State of emergency in Ferguson highlights challenges for truckers

By Land Line staff | Wednesday, November 19, 2014

No matter what the outcome of the grand jury decision on whether to file charges against a Ferguson, Mo., police officer in connection with the shooting death of 18-year-old Michael Brown on August 9, at least one resident of the suburban St. Louis community says it will be business as usual for him.

Al Clark, an owner-operator and OOIDA member who has lived in Ferguson for more than six years, says the violence, protests and threats of unrest haven’t been affecting his ability to work or live. Clark is a reefer hauler who does most of his business in the Midwest and Southeastern United States.

“It hasn’t affected me at all,” Clark said in a phone interview with Land Line earlier this week. “I know the news media like to show those pictures and make Ferguson look like a real war zone but it isn’t like that at all.”

While Clark admits he’s not concerned about any potential impact of civil unrest, the prospect of violence or unsafe conditions is something many truckers may want to think about when it comes to their ability to work safely.

In the event of an emergency such as a riot, the Missouri Department of Transportation has a road condition map available online, which can be accessed from its website or via the state highway patrol website. A mobile app is also available for download. The agency also maintains a toll-free number, 888-275-6636, which will provide the same information. 

While the transportation office website and hotline can provide up-to-date road closures, detours and delays on major travel routes, Missouri State Highway Patrol Capt. Tim Hull says it won’t be able to provide drivers with information about secondary roads or city streets.

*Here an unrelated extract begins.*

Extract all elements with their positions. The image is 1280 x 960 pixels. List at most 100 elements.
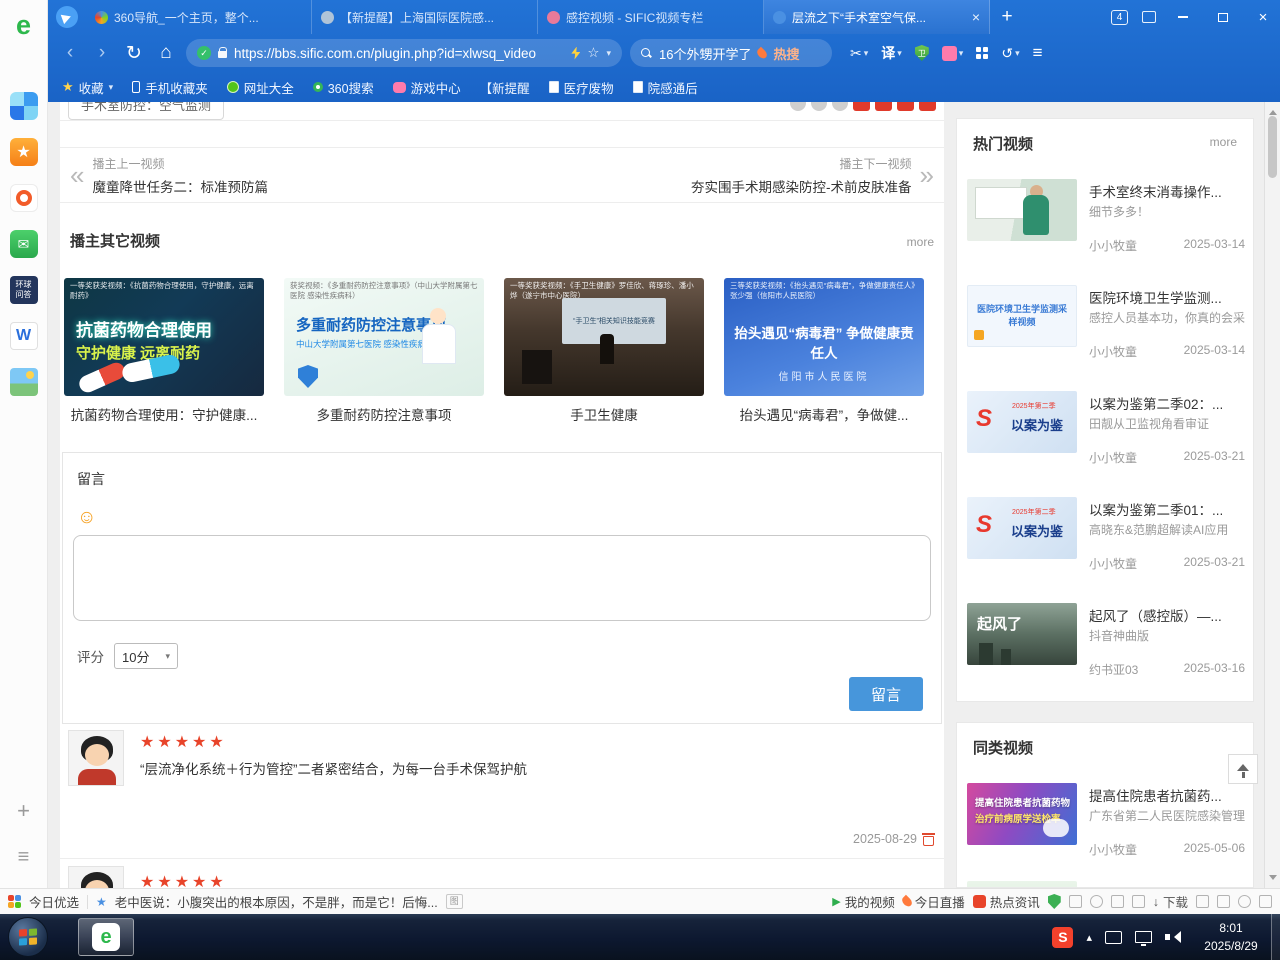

“You will need to inquire with the local jurisdictions in order to determine a contact point for local or city street issues,” Hull said in an email to Land Line. “Monitoring local TV and radio news channels may also keep drivers updated on closures or traffic pattern changes.”

Besides physical safety hazards, working in an area under a state of emergency declaration could have serious financial consequences for drivers, as many insurance policies carry exemptions for operating the vehicle in such conditions.

Deborah Winkler, OOIDA Truck Insurance Department manager, says that while individual policies may vary, most insurance plans will have “some kind of exclusion for riots or civil unrest.”

Those exclusions can be for loss or damage caused by strikers, locked-out workmen, persons taking part in labor disturbances, riots or civil commotions. Winkler said truckers are sometimes left with the difficult choice of doing a job that could put them in harm’s way, or declining to take a job altogether.

“I know how it works for a lot of carriers. You’ve got to do the job and get (the load) delivered to get paid,” she said. “But if at all possible, you should avoid such an area. And if you do have to go into an area like that, you should be aware that you’re basically self-insuring yourself at that point.”

Protests began in earnest in the days following Brown’s shooting, and culminated with multiple tense and violent standoffs between police and the protesters. In some instances, violence by protesters resulted in property damage, including the looting and burning of a convenience store. Missouri Governor Jay Nixon ordered the state’s highway patrol to take over policing duties in the community. The incident also sparked a nationwide debate about the increasing militarization of police departments across the country, as well as reigniting debates about race relations and discrimination by police who work in minority-majority communities.

“I don’t agree with what the protesters are doing at all,” Clark said. “I’m black, but I don’t agree with it. We’re not out there. That’s not the black community. Those are individuals out there. I’m not saying the peaceful protesters are criminals. They got a right to protest.”

Protests and demonstrations have continued in the community since Aug. 9, and in an almost unprecedented move, Gov. Nixon declared a state of emergency in the community in anticipation of protests that may occur whenever the grand jury announces whether or not to criminally charge police officer Darren Wilson in connection with Brown’s death. Wilson could be facing charges from involuntary manslaughter up to first-degree murder, or the jury could decide to press no charges whatsoever. A decision by the grand jury is expected before the end of the month.

“I know they got the National Guard on standby,” Clark said. “I don’t agree with that either. They ought to round up those people and arrest them, and let the peaceful protesters alone. They know who the criminals are.”

The trucker added he believes the media coverage of some of the more violent and disturbing aspects of the protests and the police responses has been overblown.

“I’m getting ready to buy a house in Ferguson,” Clark said. “Ferguson is not a war zone. Ferguson is not the ghetto. It’s a working, middle-class community and always has been. I’ve been there for six years and I plan on being there the rest of my life.”